Ainda assim, a política sempre representou esperança para mim. Não uma esperança ingênua de mudanças rápidas, mas a esperança de que ainda é possível construir algo diferente e transformar estruturas que parecem permanentes.
Foi exatamente isso que senti ao participar do Parlamento Jovem.
A experiência transformou minha visão sobre política, representação e futuro. Mas houve algo que me marcou especialmente: toda a bancada era composta por mulheres. Ver jovens mulheres ocupando espaços de fala, liderança e tomada de decisão de maneira tão natural ao meu redor foi algo difícil de descrever.
E, ao mesmo tempo, parecia estranho — justamente porque ainda não estamos acostumados a ver isso na política brasileira.
Pela primeira vez, eu não me sentia uma exceção em um ambiente político. Minha voz não parecia deslocada. Estávamos ali debatendo propostas, criando projetos e ocupando espaços que historicamente sempre nos foram hostis.
Lembro de pensar, em silêncio, no significado daquela cena para tantas meninas que cresceram acreditando que política não era um espaço para elas. Aquilo era simbólico. Era político. E, acima de tudo, transformador.
Representatividade não significa apenas colocar mulheres em posições específicas. Representatividade muda aquilo que entendemos como possível. Quando uma jovem vê outra jovem ocupando espaços de liderança, ela passa a imaginar que talvez também possa chegar ali um dia.
E isso importa ainda mais em um país onde mulheres na política continuam sofrendo violência política de gênero, assédio, interrupções constantes em espaços de fala e ataques relacionados à aparência, idade, comportamento e capacidade intelectual.
O artigo também aborda essa questão ao mostrar que muitas mulheres enfrentam obstáculos que homens raramente enfrentam. Diversas participantes do seminário relataram receber menos apoio financeiro dos partidos, ter suas candidaturas enfraquecidas e enfrentar preconceitos diretamente ligados ao gênero. As autoras demonstram que, apesar dos discursos públicos sobre igualdade, a política ainda reproduz formas profundamente enraizadas de patriarcado.
E quando jovens mulheres ocupam esses espaços, elas não levam apenas discursos ou projetos. Elas levam novas perspectivas sobre educação, desigualdade, juventude, violência, trabalho e justiça social. Levam experiências que historicamente foram ignoradas pelas estruturas tradicionais de poder.
Talvez seja exatamente isso que ainda cause desconforto.
A presença de jovens mulheres na política não representa apenas uma renovação geracional. Representa uma mudança estrutural. Porque quando mulheres chegam aos espaços de liderança, elas não mudam apenas os rostos presentes nas fotografias oficiais.
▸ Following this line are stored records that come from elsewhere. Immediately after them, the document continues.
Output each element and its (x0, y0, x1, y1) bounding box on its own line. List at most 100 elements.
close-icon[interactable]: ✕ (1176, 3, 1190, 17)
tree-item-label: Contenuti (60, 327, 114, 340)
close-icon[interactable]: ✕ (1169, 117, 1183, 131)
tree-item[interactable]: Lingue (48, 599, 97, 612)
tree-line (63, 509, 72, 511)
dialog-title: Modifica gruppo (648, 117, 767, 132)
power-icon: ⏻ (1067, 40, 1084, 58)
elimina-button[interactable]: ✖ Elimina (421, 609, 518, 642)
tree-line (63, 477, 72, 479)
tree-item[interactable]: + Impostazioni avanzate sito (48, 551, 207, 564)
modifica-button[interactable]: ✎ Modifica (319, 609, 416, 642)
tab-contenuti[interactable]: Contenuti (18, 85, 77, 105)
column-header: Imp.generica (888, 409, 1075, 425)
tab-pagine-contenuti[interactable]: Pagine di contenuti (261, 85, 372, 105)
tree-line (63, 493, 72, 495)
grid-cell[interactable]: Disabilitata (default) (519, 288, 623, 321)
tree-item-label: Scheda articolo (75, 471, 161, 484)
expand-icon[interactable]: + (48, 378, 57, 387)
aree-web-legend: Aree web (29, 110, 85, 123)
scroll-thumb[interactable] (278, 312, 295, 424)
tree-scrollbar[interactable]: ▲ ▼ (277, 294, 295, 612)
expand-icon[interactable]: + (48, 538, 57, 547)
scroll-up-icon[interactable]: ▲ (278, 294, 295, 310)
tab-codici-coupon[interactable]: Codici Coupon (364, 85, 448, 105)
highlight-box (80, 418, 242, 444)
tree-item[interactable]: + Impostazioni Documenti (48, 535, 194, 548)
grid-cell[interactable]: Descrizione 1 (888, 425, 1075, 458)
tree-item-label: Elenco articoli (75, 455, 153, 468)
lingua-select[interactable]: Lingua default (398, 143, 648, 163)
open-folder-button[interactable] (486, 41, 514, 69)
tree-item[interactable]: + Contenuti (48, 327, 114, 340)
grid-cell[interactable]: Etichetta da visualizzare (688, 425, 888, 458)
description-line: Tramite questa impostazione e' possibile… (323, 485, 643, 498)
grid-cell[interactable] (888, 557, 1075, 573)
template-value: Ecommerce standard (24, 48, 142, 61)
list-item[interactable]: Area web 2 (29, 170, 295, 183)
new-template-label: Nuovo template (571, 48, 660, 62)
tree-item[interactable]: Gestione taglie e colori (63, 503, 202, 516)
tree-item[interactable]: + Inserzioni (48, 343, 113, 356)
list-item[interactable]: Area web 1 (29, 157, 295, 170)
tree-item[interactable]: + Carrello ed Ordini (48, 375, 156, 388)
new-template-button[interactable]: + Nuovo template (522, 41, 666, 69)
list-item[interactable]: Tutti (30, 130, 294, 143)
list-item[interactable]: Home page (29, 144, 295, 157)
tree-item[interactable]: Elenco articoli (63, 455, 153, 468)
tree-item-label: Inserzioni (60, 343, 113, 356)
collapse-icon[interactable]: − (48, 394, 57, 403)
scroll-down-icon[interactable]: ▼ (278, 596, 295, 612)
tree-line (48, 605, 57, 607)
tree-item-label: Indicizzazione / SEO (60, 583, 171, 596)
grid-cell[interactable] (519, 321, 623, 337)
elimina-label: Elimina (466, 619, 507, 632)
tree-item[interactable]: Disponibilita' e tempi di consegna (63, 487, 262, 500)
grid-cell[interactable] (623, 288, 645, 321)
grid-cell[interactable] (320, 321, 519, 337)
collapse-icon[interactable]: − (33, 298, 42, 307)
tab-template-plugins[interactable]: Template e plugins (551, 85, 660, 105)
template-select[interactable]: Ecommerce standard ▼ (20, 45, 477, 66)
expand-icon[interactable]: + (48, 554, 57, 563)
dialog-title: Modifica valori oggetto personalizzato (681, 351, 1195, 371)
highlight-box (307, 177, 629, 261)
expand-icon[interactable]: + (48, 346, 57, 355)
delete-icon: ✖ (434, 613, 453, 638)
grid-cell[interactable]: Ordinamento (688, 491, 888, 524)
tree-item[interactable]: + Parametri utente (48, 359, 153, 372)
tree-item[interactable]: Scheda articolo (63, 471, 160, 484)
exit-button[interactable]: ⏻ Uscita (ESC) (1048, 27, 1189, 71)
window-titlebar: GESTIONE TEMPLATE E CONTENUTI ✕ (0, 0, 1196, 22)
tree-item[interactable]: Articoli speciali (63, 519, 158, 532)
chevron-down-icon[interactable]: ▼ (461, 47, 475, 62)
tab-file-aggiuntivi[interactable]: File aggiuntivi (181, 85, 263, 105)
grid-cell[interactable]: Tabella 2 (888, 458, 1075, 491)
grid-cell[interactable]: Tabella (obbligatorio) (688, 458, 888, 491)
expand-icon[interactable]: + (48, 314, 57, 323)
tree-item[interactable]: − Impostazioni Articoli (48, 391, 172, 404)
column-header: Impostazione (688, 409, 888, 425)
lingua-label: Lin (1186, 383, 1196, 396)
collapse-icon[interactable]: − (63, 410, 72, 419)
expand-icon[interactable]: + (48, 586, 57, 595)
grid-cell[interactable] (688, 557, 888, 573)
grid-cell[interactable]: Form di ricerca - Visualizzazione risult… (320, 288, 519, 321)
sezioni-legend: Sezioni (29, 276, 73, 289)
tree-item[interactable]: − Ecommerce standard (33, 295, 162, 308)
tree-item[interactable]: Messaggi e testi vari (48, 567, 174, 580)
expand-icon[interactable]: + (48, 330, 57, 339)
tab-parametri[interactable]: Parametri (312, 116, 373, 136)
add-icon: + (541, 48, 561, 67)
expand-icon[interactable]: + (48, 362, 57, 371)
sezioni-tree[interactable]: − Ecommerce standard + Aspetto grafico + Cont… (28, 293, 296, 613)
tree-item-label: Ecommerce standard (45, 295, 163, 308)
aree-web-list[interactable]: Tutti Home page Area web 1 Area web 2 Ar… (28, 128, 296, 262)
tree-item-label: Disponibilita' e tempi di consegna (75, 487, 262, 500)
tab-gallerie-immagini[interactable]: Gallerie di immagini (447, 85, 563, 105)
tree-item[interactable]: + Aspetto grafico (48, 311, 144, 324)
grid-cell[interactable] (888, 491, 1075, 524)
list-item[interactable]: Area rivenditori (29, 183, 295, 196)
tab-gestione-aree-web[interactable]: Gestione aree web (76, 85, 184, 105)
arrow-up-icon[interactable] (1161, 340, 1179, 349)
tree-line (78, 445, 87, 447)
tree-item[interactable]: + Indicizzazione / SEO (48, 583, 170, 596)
Elas transformam prioridades, debates e formas de fazer política.
Depois das minhas experiências no movimento estudantil e no Parlamento Jovem, comecei a entender que ocupar espaços públicos nunca é um ato individual. Nenhuma mulher chega sozinha. Sempre existe uma história de resistência antes dela.
E algumas das mudanças mais profundas começam justamente quando meninas deixam de crescer acreditando que precisam pedir permissão para existir politicamente.
Jovens mulheres na liderança não são uma anomalia, uma tendência passageira ou uma exceção admirável. Elas são fundamentais para a construção de uma democracia mais justa, humana e representativa.
Porque transformar a política não significa apenas inserir mulheres em estruturas já existentes. Significa permitir que elas também tenham força para transformar a própria estrutura.